Wano è forse l’esempio più esplicito. Orochi e Kaido devastano la nazione con fabbriche inquinanti, sfruttamento della popolazione e controllo militare totale. È un’allegoria dell’estrattivismo capitalista e della distruzione ambientale che difficilmente potrebbe essere più diretta. L’ecologismo in One Piece non è mai un tema di sfondo: è centrale, ricorrente e sempre connesso alla questione del potere.
Franky beve cola: la critica al consumismo più sottile del manga
Uno dei dettagli più geniali dell’intera opera riguarda Franky, il cyborg della ciurma. Franky funziona grazie alla cola, uno dei simboli più riconoscibili del capitalismo globale e della cultura consumista americana. Quando viene presentato il suo meccanismo, Oda mostra una sequenza in cui gli vengono offerte diverse bevande: acqua, succo di frutta. Tutte vengono rifiutate. Solo la cola funziona. Sembra una gag. In realtà è una critica tagliente al consumismo: l’unica cosa che fa muovere la macchina è il prodotto più commerciale, più artificiale, più lontano dalla natura. Oda lo fa con ironia, senza pesantezza, ma il messaggio è solidissimo.
Identità di genere e inclusività in One Piece: una scelta autentica e non performativa
One Piece abbraccia temi di inclusività in modo autentico, cosa tutt’altro che scontata per uno shonen nato nel 1997. Personaggi come Mr. 2 Bon Clay ed Emporio Ivankov rappresentano identità di genere fluide trattate con rispetto, umorismo e profondità emotiva. Non sono macchiette. Sono personaggi a tutto tondo, amati dal pubblico e fondamentali per la trama.
- Mr. 2 Bon Clay: leale, coraggioso, disposto al sacrificio per i suoi amici
- Emporio Ivankov: leader rivoluzionario, figura quasi messianica per chi è stato emarginato dalla società
Oda non fa prediche e non interrompe la storia per discorsi morali. Costruisce semplicemente un mondo in cui la diversità esiste, viene accettata e viene celebrata. Nel panorama del manga mainstream, è ancora oggi qualcosa di raro.

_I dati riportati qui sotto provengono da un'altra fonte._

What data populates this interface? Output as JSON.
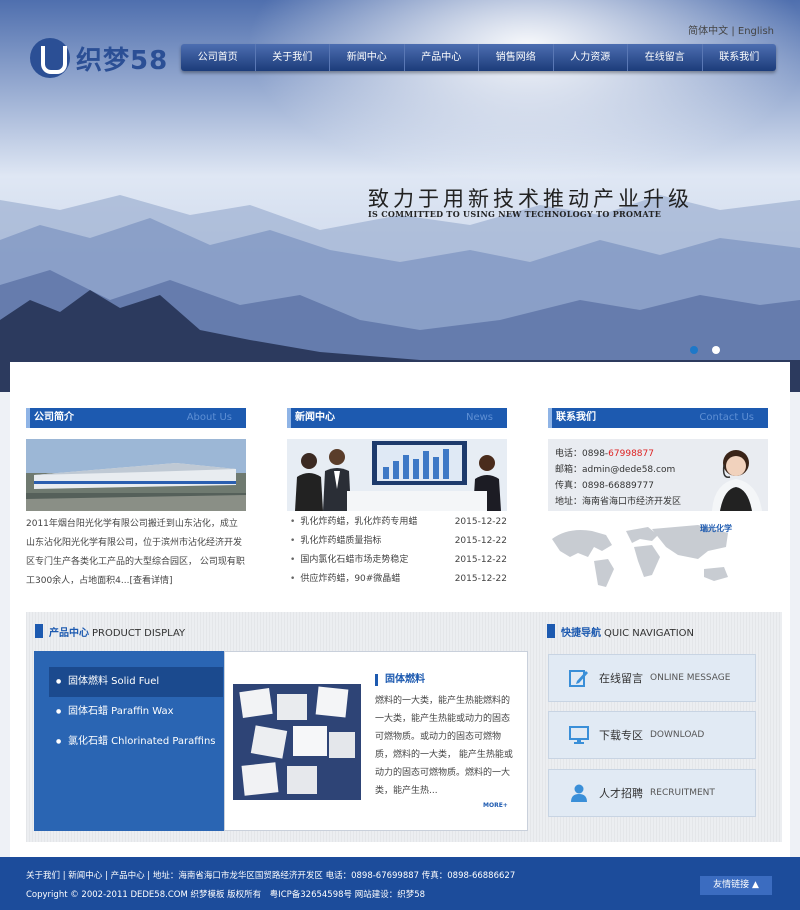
{
  "header": {
    "logo_text": "织梦58",
    "lang_cn": "简体中文",
    "lang_sep": "|",
    "lang_en": "English"
  },
  "nav": [
    "公司首页",
    "关于我们",
    "新闻中心",
    "产品中心",
    "销售网络",
    "人力资源",
    "在线留言",
    "联系我们"
  ],
  "banner": {
    "slogan": "致力于用新技术推动产业升级",
    "slogan_en": "IS COMMITTED TO USING NEW TECHNOLOGY TO PROMATE"
  },
  "about": {
    "title": "公司简介",
    "title_en": "About Us",
    "text": "2011年烟台阳光化学有限公司搬迁到山东沾化，成立山东沾化阳光化学有限公司，位于滨州市沾化经济开发区专门生产各类化工产品的大型综合园区， 公司现有职工300余人，占地面积4...",
    "more": "[查看详情]"
  },
  "news": {
    "title": "新闻中心",
    "title_en": "News",
    "items": [
      {
        "title": "乳化炸药蜡，乳化炸药专用蜡",
        "date": "2015-12-22"
      },
      {
        "title": "乳化炸药蜡质量指标",
        "date": "2015-12-22"
      },
      {
        "title": "国内氯化石蜡市场走势稳定",
        "date": "2015-12-22"
      },
      {
        "title": "供应炸药蜡，90#微晶蜡",
        "date": "2015-12-22"
      }
    ]
  },
  "contact": {
    "title": "联系我们",
    "title_en": "Contact Us",
    "phone_label": "电话：",
    "phone_prefix": "0898-",
    "phone_main": "67998877",
    "email": "邮箱：admin@dede58.com",
    "fax": "传真：0898-66889777",
    "address": "地址：海南省海口市经济开发区",
    "map_logo": "瑞光化学"
  },
  "products": {
    "title": "产品中心",
    "title_en": "PRODUCT DISPLAY",
    "categories": [
      "固体燃料 Solid Fuel",
      "固体石蜡 Paraffin Wax",
      "氯化石蜡 Chlorinated Paraffins"
    ],
    "active_title": "固体燃料",
    "active_desc": "燃料的一大类，能产生热能燃料的一大类，能产生热能或动力的固态可燃物质。或动力的固态可燃物质，燃料的一大类， 能产生热能或动力的固态可燃物质。燃料的一大类，能产生热...",
    "more": "MORE+"
  },
  "quicknav": {
    "title": "快捷导航",
    "title_en": "QUIC NAVIGATION",
    "items": [
      {
        "cn": "在线留言",
        "en": "ONLINE MESSAGE",
        "icon": "edit-icon"
      },
      {
        "cn": "下载专区",
        "en": "DOWNLOAD",
        "icon": "monitor-icon"
      },
      {
        "cn": "人才招聘",
        "en": "RECRUITMENT",
        "icon": "person-icon"
      }
    ]
  },
  "footer": {
    "links": [
      "关于我们",
      "新闻中心",
      "产品中心"
    ],
    "address": "地址：海南省海口市龙华区国贸路经济开发区 电话：0898-67699887 传真：0898-66886627",
    "copyright": "Copyright © 2002-2011 DEDE58.COM 织梦模板 版权所有　粤ICP备32654598号 网站建设：织梦58",
    "friend_links": "友情链接 ▲"
  },
  "colors": {
    "brand": "#1d5ab0",
    "footer": "#1c4c9b",
    "accent_red": "#dd2222"
  }
}
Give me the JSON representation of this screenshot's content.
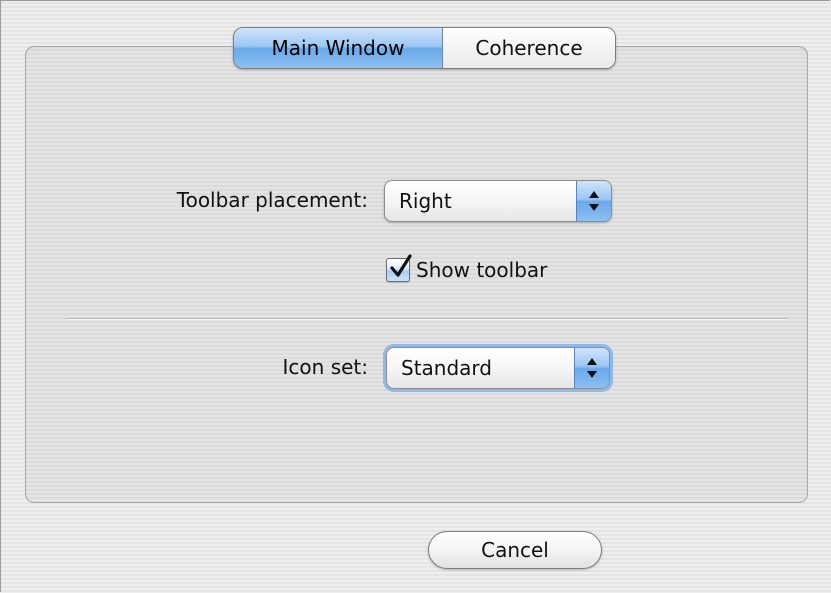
{
  "tabs": [
    {
      "label": "Main Window",
      "selected": true
    },
    {
      "label": "Coherence",
      "selected": false
    }
  ],
  "toolbar_placement": {
    "label": "Toolbar placement:",
    "value": "Right"
  },
  "show_toolbar": {
    "label": "Show toolbar",
    "checked": true
  },
  "icon_set": {
    "label": "Icon set:",
    "value": "Standard"
  },
  "buttons": {
    "cancel": "Cancel"
  },
  "colors": {
    "accent": "#6aa9ea",
    "background": "#ececec",
    "panel": "#e2e2e2"
  },
  "icons": {
    "popup_arrows": "up-down-arrows-icon",
    "checkmark": "checkmark-icon"
  }
}
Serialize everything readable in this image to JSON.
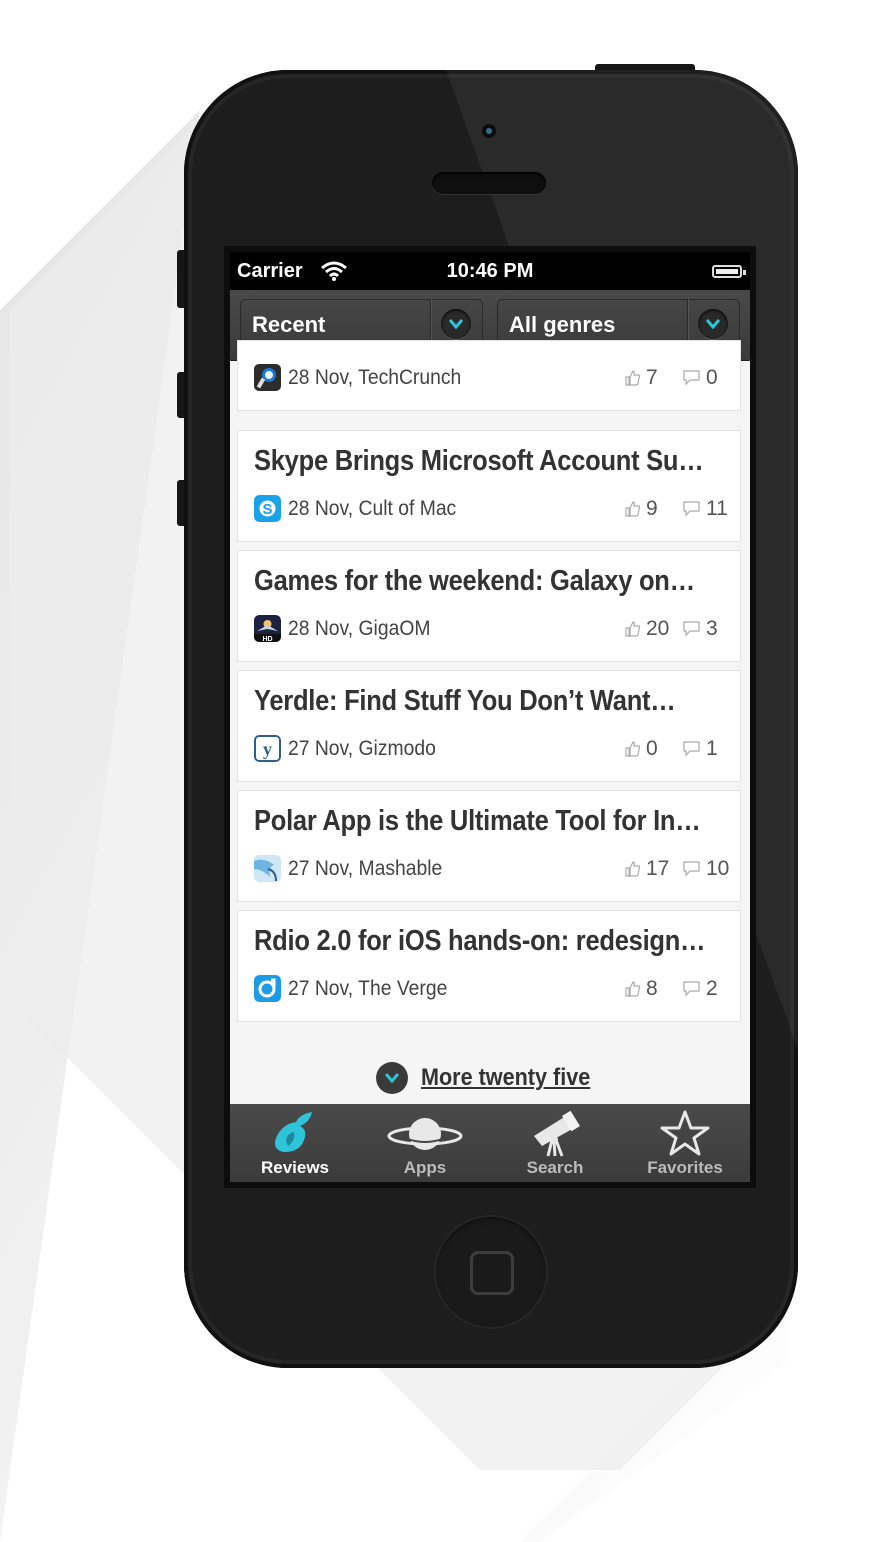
{
  "status_bar": {
    "carrier": "Carrier",
    "time": "10:46 PM"
  },
  "filters": {
    "sort": {
      "selected": "Recent"
    },
    "genre": {
      "selected": "All genres"
    }
  },
  "articles": [
    {
      "title": "",
      "date": "28 Nov, TechCrunch",
      "likes": "7",
      "comments": "0",
      "icon": "techcrunch-icon",
      "icon_color": "#333333"
    },
    {
      "title": "Skype Brings Microsoft Account Su…",
      "date": "28 Nov, Cult of Mac",
      "likes": "9",
      "comments": "11",
      "icon": "skype-icon",
      "icon_color": "#1aa3e8"
    },
    {
      "title": "Games for the weekend: Galaxy on…",
      "date": "28 Nov, GigaOM",
      "likes": "20",
      "comments": "3",
      "icon": "galaxy-game-icon",
      "icon_color": "#1b2340"
    },
    {
      "title": "Yerdle: Find Stuff You Don’t Want…",
      "date": "27 Nov, Gizmodo",
      "likes": "0",
      "comments": "1",
      "icon": "yerdle-icon",
      "icon_color": "#2d5f8a"
    },
    {
      "title": "Polar App is the Ultimate Tool for In…",
      "date": "27 Nov, Mashable",
      "likes": "17",
      "comments": "10",
      "icon": "polar-bird-icon",
      "icon_color": "#6fb4e0"
    },
    {
      "title": "Rdio 2.0 for iOS hands-on: redesign…",
      "date": "27 Nov, The Verge",
      "likes": "8",
      "comments": "2",
      "icon": "rdio-icon",
      "icon_color": "#1e9be6"
    }
  ],
  "more": {
    "label": "More twenty five"
  },
  "tabs": [
    {
      "label": "Reviews",
      "icon": "reviews-drop-icon",
      "active": true
    },
    {
      "label": "Apps",
      "icon": "planet-icon",
      "active": false
    },
    {
      "label": "Search",
      "icon": "telescope-icon",
      "active": false
    },
    {
      "label": "Favorites",
      "icon": "star-icon",
      "active": false
    }
  ],
  "colors": {
    "accent": "#2ec4d9",
    "tabbar": "#424242",
    "card_text": "#333333"
  }
}
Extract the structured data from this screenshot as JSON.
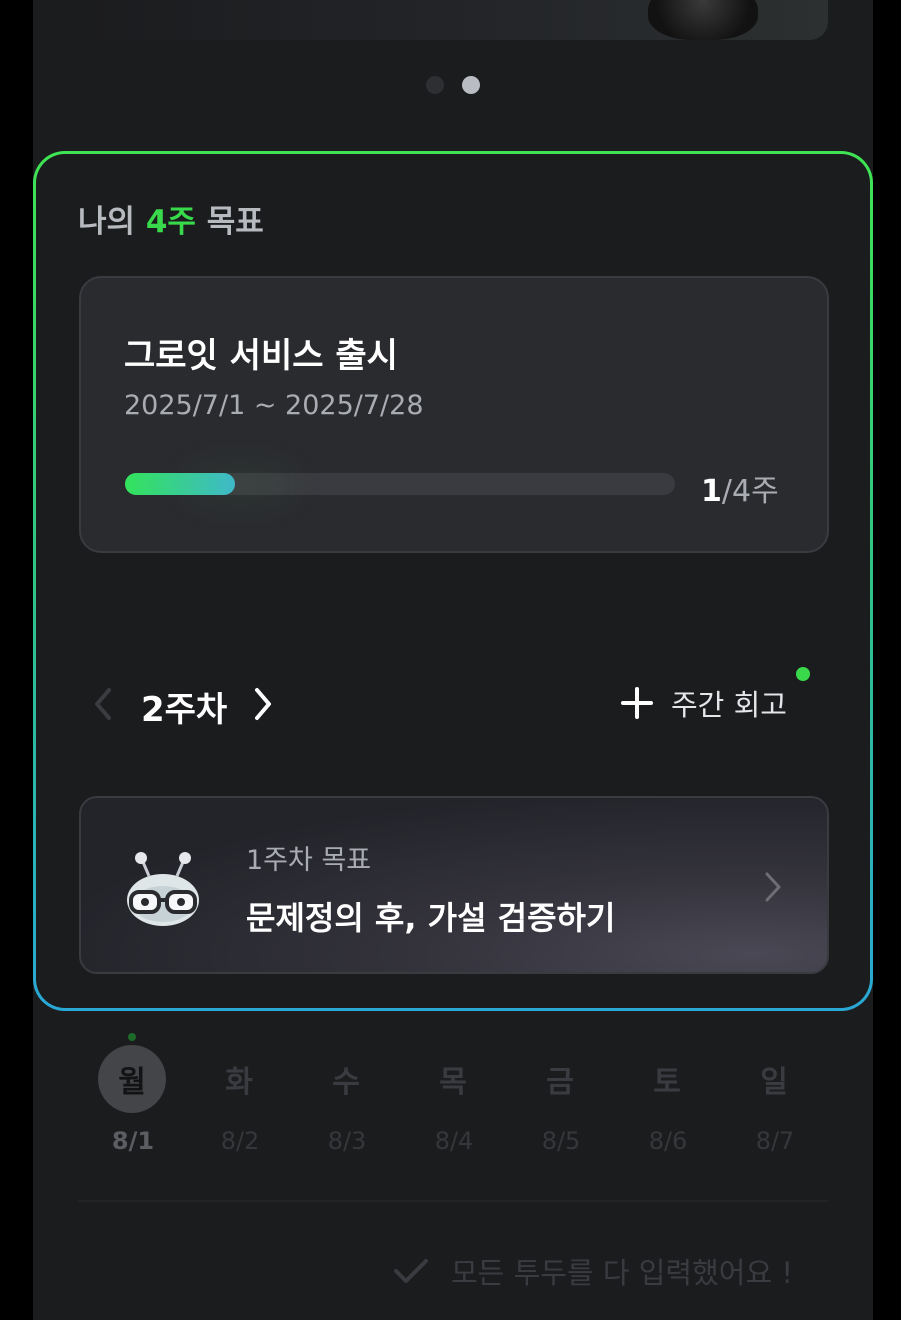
{
  "goal_section": {
    "heading_prefix": "나의",
    "heading_accent": "4주",
    "heading_suffix": "목표",
    "accent_color": "#38d94a"
  },
  "plan": {
    "title": "그로잇 서비스 출시",
    "dates": "2025/7/1 ~ 2025/7/28",
    "progress_current": "1",
    "progress_total": "/4주",
    "progress_fraction": 0.2
  },
  "week_nav": {
    "prev_icon": "chevron-left-icon",
    "label": "2주차",
    "next_icon": "chevron-right-icon",
    "retro_label": "주간 회고"
  },
  "week_goal": {
    "sub_label": "1주차 목표",
    "title": "문제정의 후, 가설 검증하기"
  },
  "calendar": {
    "days": [
      {
        "day": "월",
        "date": "8/1",
        "active": true
      },
      {
        "day": "화",
        "date": "8/2",
        "active": false
      },
      {
        "day": "수",
        "date": "8/3",
        "active": false
      },
      {
        "day": "목",
        "date": "8/4",
        "active": false
      },
      {
        "day": "금",
        "date": "8/5",
        "active": false
      },
      {
        "day": "토",
        "date": "8/6",
        "active": false
      },
      {
        "day": "일",
        "date": "8/7",
        "active": false
      }
    ]
  },
  "status": {
    "all_done": "모든 투두를 다 입력했어요 !"
  }
}
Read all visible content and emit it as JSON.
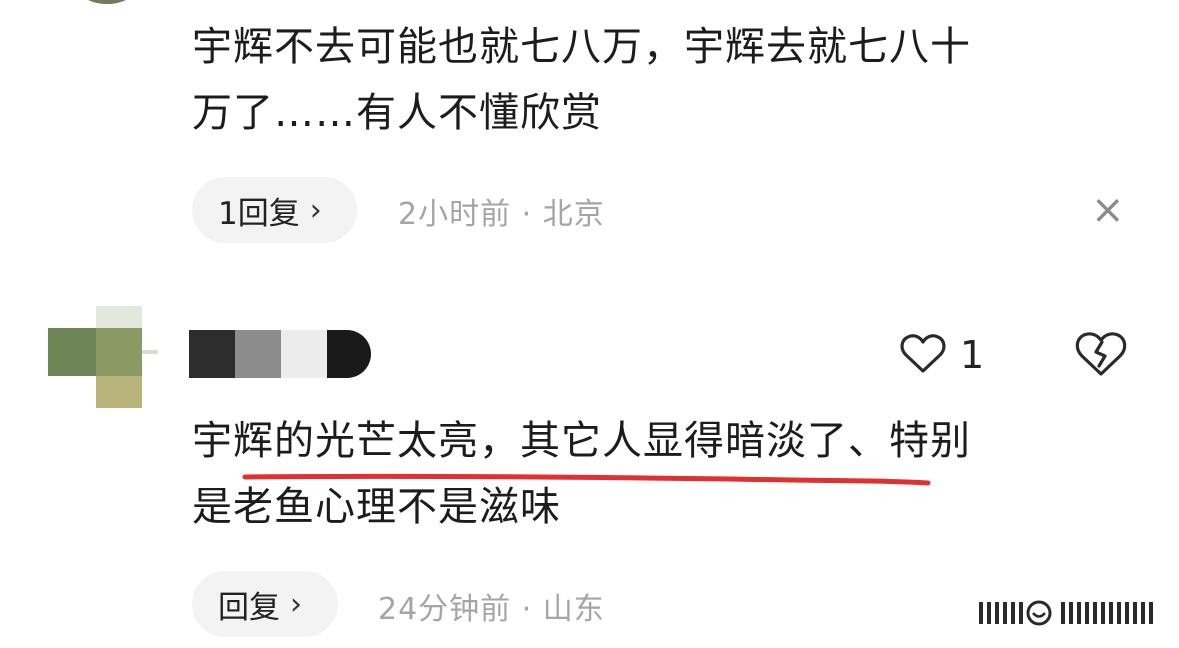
{
  "comments": [
    {
      "text_line1": "宇辉不去可能也就七八万，宇辉去就七八十",
      "text_line2": "万了……有人不懂欣赏",
      "reply_label": "1回复",
      "meta": "2小时前 · 北京"
    },
    {
      "text_line1": "宇辉的光芒太亮，其它人显得暗淡了、特别",
      "text_line2": "是老鱼心理不是滋味",
      "like_count": "1",
      "reply_label": "回复",
      "meta": "24分钟前 · 山东"
    }
  ],
  "icons": {
    "chevron": "›",
    "close": "×",
    "like": "heart-outline-icon",
    "dislike": "broken-heart-icon"
  },
  "colors": {
    "text": "#1c1c1c",
    "meta": "#a5a5a5",
    "pill_bg": "#f3f3f3",
    "annotation_underline": "#e0302f"
  }
}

One Piece non è propaganda: è la visione del mondo di Oda tradotta in storie
Definire One Piece propaganda sarebbe sbagliato e riduttivo. È piuttosto un’opera che riflette in modo coerente la visione del suo autore: una visione in cui il potere deve rispondere al popolo, la natura va rispettata e i diritti umani sono universali. Oda non impone nulla. Racconta storie. Ma i villain che costruisce, i valori che incarna nei suoi eroi e le saghe che sceglie di scrivere parlano una lingua politica precisa e riconoscibile. Ed è probabilmente anche per questo che, dopo quasi trent’anni, One Piece continua ad essere uno dei manga più venduti e amati al mondo: perché sotto le avventure e le lacrime, c’è qualcosa di vero.